As the Lawrences discovered, black voices have been raised for very many years, but have not been heard until now. As Mrs Lawrence said, perhaps if they had been white, it would have been quicker.
In fact, it wasn’t until the media got over their shock that the Lawrences didn’t stand up to the usual black stereotypes that their story became really newsworthy. The terrible effect of pre-existing prejudice and negative attitudes have now been spelt out by this damning report and its full impact experienced by the Lawrence family and other families who have lost their loved ones in similar circumstances. The Lawrences felt silenced by their colour. We know colour is not the only thing that silences people. How many drug users, or their families, dare to risk public ignominy to speak about their treatment in the hands of our public and corporate institutions?

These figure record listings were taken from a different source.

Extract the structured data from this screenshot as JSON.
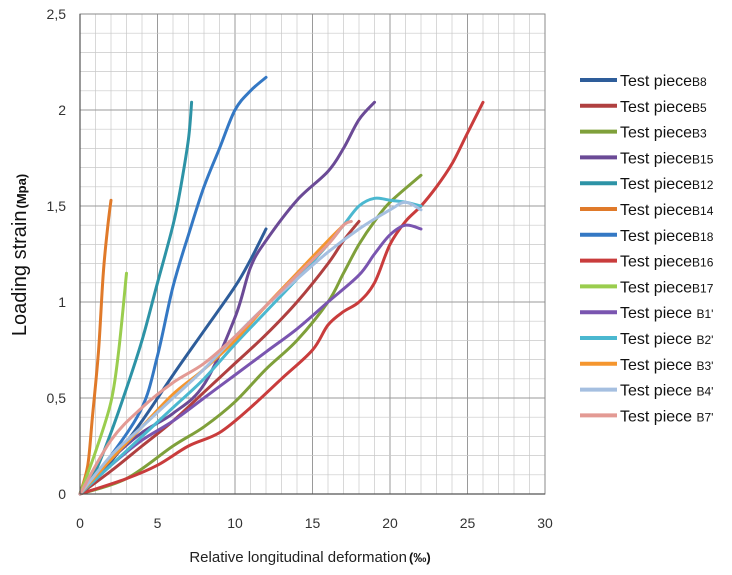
{
  "chart_data": {
    "type": "line",
    "title": "",
    "xlabel": "Relative longitudinal deformation",
    "xlabel_unit": "(‰)",
    "ylabel": "Loading strain",
    "ylabel_unit": "(Mpa)",
    "xlim": [
      0,
      30
    ],
    "ylim": [
      0,
      2.5
    ],
    "x_ticks": [
      0,
      5,
      10,
      15,
      20,
      25,
      30
    ],
    "x_tick_labels": [
      "0",
      "5",
      "10",
      "15",
      "20",
      "25",
      "30"
    ],
    "y_ticks": [
      0,
      0.5,
      1,
      1.5,
      2,
      2.5
    ],
    "y_tick_labels": [
      "0",
      "0,5",
      "1",
      "1,5",
      "2",
      "2,5"
    ],
    "grid": true,
    "grid_minor_x": 1,
    "grid_minor_y": 0.1,
    "legend_position": "right",
    "series": [
      {
        "name": "Test piece",
        "sub": "B8",
        "color": "#2e5d9a",
        "points": [
          [
            0,
            0
          ],
          [
            2,
            0.17
          ],
          [
            4,
            0.38
          ],
          [
            6,
            0.62
          ],
          [
            8,
            0.85
          ],
          [
            10,
            1.08
          ],
          [
            11,
            1.22
          ],
          [
            12,
            1.38
          ]
        ]
      },
      {
        "name": "Test piece",
        "sub": "B5",
        "color": "#b04040",
        "points": [
          [
            0,
            0
          ],
          [
            2,
            0.12
          ],
          [
            4,
            0.25
          ],
          [
            6,
            0.38
          ],
          [
            8,
            0.53
          ],
          [
            10,
            0.68
          ],
          [
            12,
            0.83
          ],
          [
            14,
            1.0
          ],
          [
            16,
            1.2
          ],
          [
            17,
            1.32
          ],
          [
            18,
            1.42
          ]
        ]
      },
      {
        "name": "Test piece",
        "sub": "B3",
        "color": "#7fa03a",
        "points": [
          [
            0,
            0
          ],
          [
            3,
            0.08
          ],
          [
            6,
            0.25
          ],
          [
            8,
            0.35
          ],
          [
            10,
            0.48
          ],
          [
            12,
            0.65
          ],
          [
            14,
            0.8
          ],
          [
            16,
            1.0
          ],
          [
            17,
            1.15
          ],
          [
            18,
            1.3
          ],
          [
            19,
            1.42
          ],
          [
            20,
            1.52
          ],
          [
            22,
            1.66
          ]
        ]
      },
      {
        "name": "Test piece",
        "sub": "B15",
        "color": "#6b4a96",
        "points": [
          [
            0,
            0
          ],
          [
            2,
            0.18
          ],
          [
            4,
            0.32
          ],
          [
            6,
            0.42
          ],
          [
            8,
            0.57
          ],
          [
            10,
            0.92
          ],
          [
            11,
            1.18
          ],
          [
            12,
            1.32
          ],
          [
            14,
            1.53
          ],
          [
            16,
            1.68
          ],
          [
            17,
            1.8
          ],
          [
            18,
            1.95
          ],
          [
            19,
            2.04
          ]
        ]
      },
      {
        "name": "Test piece",
        "sub": "B12",
        "color": "#2d93a6",
        "points": [
          [
            0,
            0
          ],
          [
            1,
            0.12
          ],
          [
            2,
            0.32
          ],
          [
            3,
            0.55
          ],
          [
            4,
            0.8
          ],
          [
            5,
            1.1
          ],
          [
            6,
            1.4
          ],
          [
            6.5,
            1.6
          ],
          [
            7,
            1.85
          ],
          [
            7.2,
            2.04
          ]
        ]
      },
      {
        "name": "Test piece",
        "sub": "B14",
        "color": "#e07a2a",
        "points": [
          [
            0,
            0
          ],
          [
            0.5,
            0.15
          ],
          [
            0.8,
            0.4
          ],
          [
            1.2,
            0.75
          ],
          [
            1.5,
            1.15
          ],
          [
            1.8,
            1.4
          ],
          [
            2,
            1.53
          ]
        ]
      },
      {
        "name": "Test piece",
        "sub": "B18",
        "color": "#3478c4",
        "points": [
          [
            0,
            0
          ],
          [
            2,
            0.2
          ],
          [
            4,
            0.45
          ],
          [
            5,
            0.72
          ],
          [
            6,
            1.08
          ],
          [
            7,
            1.35
          ],
          [
            8,
            1.6
          ],
          [
            9,
            1.8
          ],
          [
            10,
            2.0
          ],
          [
            11,
            2.1
          ],
          [
            12,
            2.17
          ]
        ]
      },
      {
        "name": "Test piece",
        "sub": "B16",
        "color": "#c93c3c",
        "points": [
          [
            0,
            0
          ],
          [
            3,
            0.08
          ],
          [
            5,
            0.15
          ],
          [
            7,
            0.25
          ],
          [
            9,
            0.32
          ],
          [
            11,
            0.45
          ],
          [
            13,
            0.6
          ],
          [
            15,
            0.75
          ],
          [
            16,
            0.88
          ],
          [
            17,
            0.95
          ],
          [
            18,
            1.0
          ],
          [
            19,
            1.1
          ],
          [
            20,
            1.3
          ],
          [
            21,
            1.42
          ],
          [
            22,
            1.5
          ],
          [
            23,
            1.6
          ],
          [
            24,
            1.72
          ],
          [
            25,
            1.88
          ],
          [
            26,
            2.04
          ]
        ]
      },
      {
        "name": "Test piece",
        "sub": "B17",
        "color": "#9acd4e",
        "points": [
          [
            0,
            0
          ],
          [
            1,
            0.22
          ],
          [
            2,
            0.48
          ],
          [
            2.5,
            0.75
          ],
          [
            3,
            1.15
          ]
        ]
      },
      {
        "name": "Test piece",
        "sub": "B1'",
        "color": "#7a55b0",
        "points": [
          [
            0,
            0
          ],
          [
            2,
            0.15
          ],
          [
            4,
            0.28
          ],
          [
            6,
            0.38
          ],
          [
            8,
            0.5
          ],
          [
            10,
            0.62
          ],
          [
            12,
            0.74
          ],
          [
            14,
            0.86
          ],
          [
            16,
            1.0
          ],
          [
            18,
            1.14
          ],
          [
            19,
            1.25
          ],
          [
            20,
            1.35
          ],
          [
            21,
            1.4
          ],
          [
            22,
            1.38
          ]
        ]
      },
      {
        "name": "Test piece",
        "sub": "B2'",
        "color": "#4bb8d0",
        "points": [
          [
            0,
            0
          ],
          [
            2,
            0.15
          ],
          [
            4,
            0.3
          ],
          [
            6,
            0.45
          ],
          [
            8,
            0.6
          ],
          [
            10,
            0.78
          ],
          [
            12,
            0.95
          ],
          [
            14,
            1.12
          ],
          [
            16,
            1.3
          ],
          [
            17,
            1.4
          ],
          [
            18,
            1.5
          ],
          [
            19,
            1.54
          ],
          [
            20,
            1.53
          ],
          [
            21,
            1.52
          ],
          [
            22,
            1.5
          ]
        ]
      },
      {
        "name": "Test piece",
        "sub": "B3'",
        "color": "#f5962e",
        "points": [
          [
            0,
            0
          ],
          [
            2,
            0.18
          ],
          [
            4,
            0.35
          ],
          [
            6,
            0.52
          ],
          [
            8,
            0.65
          ],
          [
            10,
            0.8
          ],
          [
            12,
            0.98
          ],
          [
            14,
            1.15
          ],
          [
            16,
            1.32
          ],
          [
            17,
            1.4
          ]
        ]
      },
      {
        "name": "Test piece",
        "sub": "B4'",
        "color": "#a5bfe0",
        "points": [
          [
            0,
            0
          ],
          [
            2,
            0.2
          ],
          [
            4,
            0.35
          ],
          [
            6,
            0.5
          ],
          [
            8,
            0.65
          ],
          [
            10,
            0.82
          ],
          [
            12,
            0.98
          ],
          [
            14,
            1.12
          ],
          [
            16,
            1.26
          ],
          [
            18,
            1.38
          ],
          [
            20,
            1.48
          ],
          [
            21,
            1.52
          ],
          [
            22,
            1.48
          ]
        ]
      },
      {
        "name": "Test piece",
        "sub": "B7'",
        "color": "#e39a94",
        "points": [
          [
            0,
            0
          ],
          [
            2,
            0.28
          ],
          [
            4,
            0.45
          ],
          [
            6,
            0.58
          ],
          [
            8,
            0.68
          ],
          [
            10,
            0.82
          ],
          [
            12,
            0.98
          ],
          [
            14,
            1.14
          ],
          [
            16,
            1.3
          ],
          [
            17,
            1.4
          ],
          [
            17.5,
            1.42
          ]
        ]
      }
    ]
  }
}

Who will question the rising death in custody, many of whom are drug users on remand;
the lack of medical care and respect given to drug users in NHS hospitals and GP surgeries;
the prejudiced attitudes and disproportionate power of health workers employed in drug treatment centres;
the general disinterest shown to IDU’s with HIV/Aids and lack of thought to any special considerations for them in treatment centres such as NHS Drug Dependency Clinics;
the negativity of Social Services towards drug users that have children;
the limited knowledge of specific IDU related health problems and infections demonstrated by Health Personnel in Drug Dependency Clinics, Prisons, and special HIV Units, which often results in misdiagnosis, further illness, or deaths;
the biased language used by media when reporting any drug related story.